Truth behind Mumbai’s potholes: There’s no method, only madness
Why do potholes resurface? Because BMC and PWD don’t follow the prescribed method of cutting out the area around a crater and letting it dry fully.Updated: Jul 25, 2018 16:20 IST
For Mumbaiites, the monsoon is synonymous with potholes. Every year, the first few heavy showers convert the city’s roads into adventure sport tracks, putting motorists’ driving skills, health and patience to ultimate test. But according to experts, this can easily be prevented. How? By following the scientific procedure to repair the existing potholes.

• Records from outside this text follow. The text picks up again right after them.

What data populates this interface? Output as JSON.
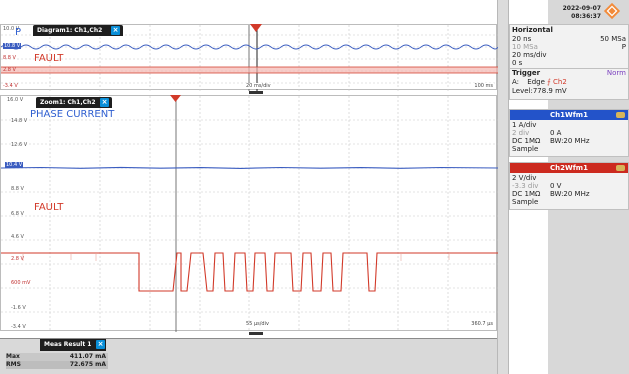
{
  "datetime": {
    "date": "2022-09-07",
    "time": "08:36:37"
  },
  "diagram": {
    "tab_label": "Diagram1: Ch1,Ch2",
    "label_p": "P",
    "label_fault": "FAULT",
    "y_labels": [
      "10.0 V",
      "8.8 V",
      "2.8 V",
      "-3.4 V"
    ],
    "y_blue": "10.8 V",
    "x_label": "20 ms/div",
    "x_right": "100 ms"
  },
  "zoom": {
    "tab_label": "Zoom1: Ch1,Ch2",
    "label_phase": "PHASE CURRENT",
    "label_fault": "FAULT",
    "y_labels": [
      "16.0 V",
      "14.8 V",
      "12.6 V",
      "10.4 V",
      "8.8 V",
      "6.8 V",
      "4.6 V",
      "2.8 V",
      "600 mV",
      "-1.6 V",
      "-3.4 V"
    ],
    "x_label": "55 µs/div",
    "x_right": "360.7 µs"
  },
  "horizontal": {
    "title": "Horizontal",
    "l1": "20 ns",
    "r1": "50 MSa",
    "l2": "10 MSa",
    "r2": "P",
    "l3": "20 ms/div",
    "l4": "0 s"
  },
  "trigger": {
    "title": "Trigger",
    "mode": "Norm",
    "line1a": "A:",
    "line1b": "Edge",
    "line1c": "Ch2",
    "level": "Level:778.9 mV"
  },
  "ch1": {
    "title": "Ch1Wfm1",
    "scale": "1 A/div",
    "pos": "2 div",
    "offset": "0 A",
    "coupling": "DC 1MΩ",
    "bw": "BW:20 MHz",
    "mode": "Sample"
  },
  "ch2": {
    "title": "Ch2Wfm1",
    "scale": "2 V/div",
    "pos": "-3.3 div",
    "offset": "0 V",
    "coupling": "DC 1MΩ",
    "bw": "BW:20 MHz",
    "mode": "Sample"
  },
  "meas": {
    "tab_label": "Meas Result 1",
    "rows": [
      {
        "name": "Max",
        "value": "411.07 mA"
      },
      {
        "name": "RMS",
        "value": "72.675 mA"
      }
    ]
  },
  "colors": {
    "ch1": "#3a5cc0",
    "ch2": "#d23a2a",
    "ch1_head": "#2353c9",
    "ch2_head": "#cc2a1f"
  }
}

Experts claim both the Brihanmumbai Municipal Corporation (BMC) as well as public works department (PWD) don’t follow the prescribed steps while fixing potholes. The result is for all to see – BMC has recorded more than 1,400 complaints of potholes in June and July, with some on roads that were repaired recently.
CLAIM AND THE COUNTER
Civic officials blame potholes on waterlogging, and a bad drainage system. “Immediate action is taken against contractors found guilty of shoddy work. The city’s drainage system is old and seepage is common. This weakens the roads. Wherever there is waterlogging, there are potholes,” said a BMC official.
This may not be entirely true. Sanjay Singh Gaharwal, from the research wing of Central Road Research Institute (CRRI), said, “Potholes are mainly a result of poor quality road construction and unscientific method of repairing them. This, combined with waterlogging, causes roads to lose their durability.”

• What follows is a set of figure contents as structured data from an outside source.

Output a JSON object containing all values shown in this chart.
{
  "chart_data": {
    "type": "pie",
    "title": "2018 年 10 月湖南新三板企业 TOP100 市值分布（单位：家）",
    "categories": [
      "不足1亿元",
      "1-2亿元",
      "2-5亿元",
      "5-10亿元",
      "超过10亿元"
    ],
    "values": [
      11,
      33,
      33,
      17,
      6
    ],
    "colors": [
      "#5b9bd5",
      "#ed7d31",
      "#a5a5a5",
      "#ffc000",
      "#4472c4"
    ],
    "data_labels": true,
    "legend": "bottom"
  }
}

According to Gaharwal, the standard operating procedure to fix a pothole involves cutting out the area around the pothole in a rectangle, removing loose gravel and cleaning it. The portion has to be dried and then refilled with the mix.

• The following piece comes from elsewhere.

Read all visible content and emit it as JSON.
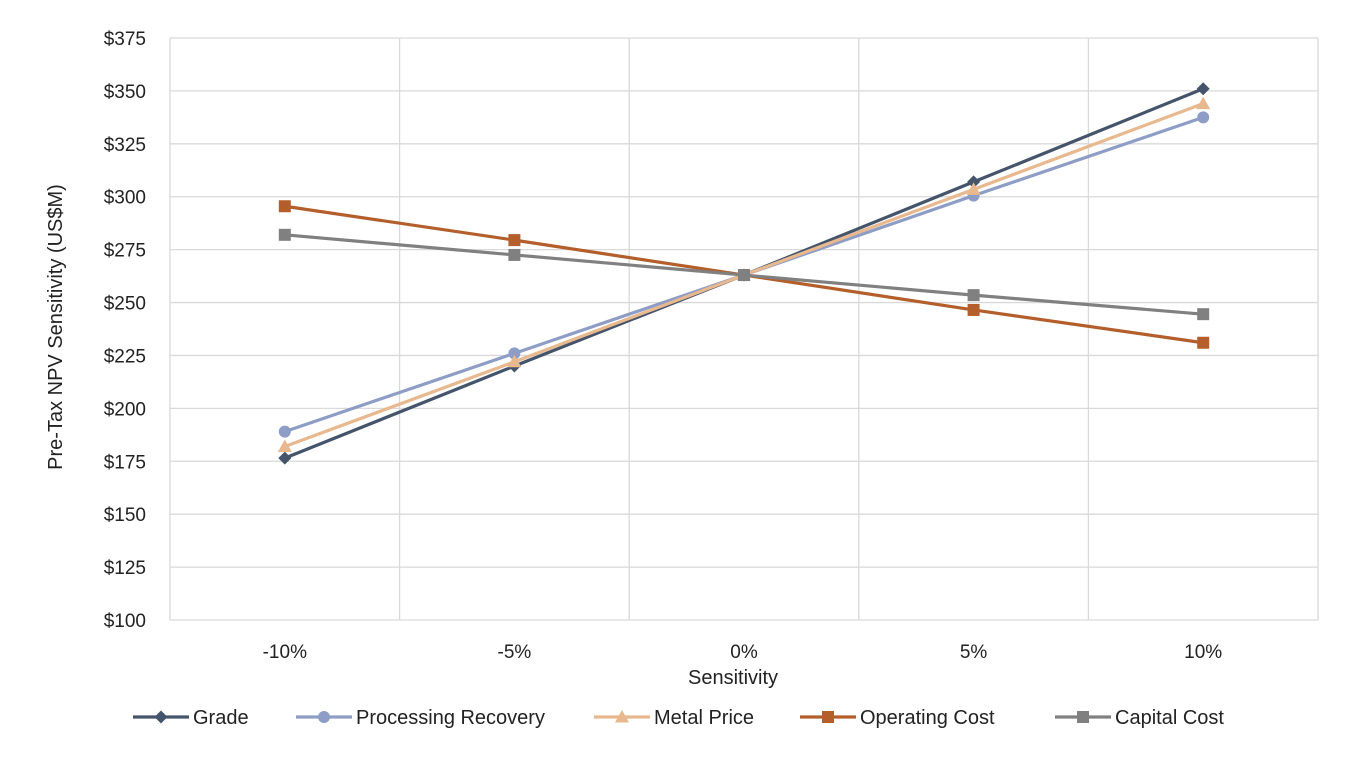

“Potholes can’t be wet during repairs. Even a small quantity of water is enough to unsettle the mix,” Gaharwal said. “Also, cutting out the area is important to fix that part of the road.”
Under pressure with heavy vehicular traffic, BMC officials hardly follow the entire procedure. “Some potholes are repaired as they are, without cutting out the edges, as the method is quicker. As potholes surface during the monsoon, there is hardly a long spell of no rain to let the crater dry.”
EXPLANATION AND EXPERT SPEAK
While your ride remains bumpy, BMC believes the cold mix is working well. Municipal commissioner Ajoy Mehta said, “BMC has recorded fewer potholes this year in comparison to the previous years. Our response time is shorter. The new cold mix is showing good results. We have seen it work on wet patches too.”
Explaining why they can’t wait for a pothole to dry, CP Joshi, secretary (roads), PWD, said, “The prescribed scientific method for filling potholes is essentially for work after the monsoon. During the rains, we can’t use anything other than the cold mix. That too is mostly a temporary measure for three-four months. While repairing potholes during the monsoon, we sometimes adopt a quick method to fill the pothole for convenience of motorists.”
Proper categorisation and study of potholes could help. Ashok Datar, a transport expert, said, “Mumbai is more vulnerable to potholes because of intensive rainfall and heavy traffic. The civic body needs to have a measurement mechanism to map, compare, analyse and measure potholes. This is presently not done. For instance, a 500m stretch having eight-nine potholes is a serious concern. It should be studied and such potholes should be categorised, similar to the study of waterlogging spots in the city.”
DRYING POTHOLE: According to experts, irrespective of the type of mix being used, the area around the pothole can’t be wet. Water prevents the repair mix from drying, ensuring potholes resurface
SHAPE: It is important to create a rectangular cavity around a pothole, clean it and fill it with the repair mix. In some cases, BMC does not do this and fills the pothole directly to save time. This causes potholes to reappear
HURRY: Ideally, the repaired area should be opened for traffic only after one hour, but this is not followed strictlyHOT MIX VERSUS COLD MIX
2010-11: The civic body starts to use hot mix – hot asphalt and hot-sprayed bitumen with stone chips –to fill potholes. It faces criticism as potholes continued to appear
2012: BMC decides to try cold mix – a bitumen-based formula – as it can be used even when it rains, if the pothole is wet, and dries faster. BMC allots Rs50 crore for the project
2014-2018: BMC uses hot mix, which needs dry spell
2018: BMC reintroduces cold mix technology, which is procured at a cheaper rate, claiming the mix imported from Austria and Israel gave good results in June 2017. To bring down the cost further, BMC decides to buy the ingredients from a German firm, and uses its own raw material to manufacture the mix at its Worli plant. The patented mix is said to have strong chemicals to prevent it from disintegrating.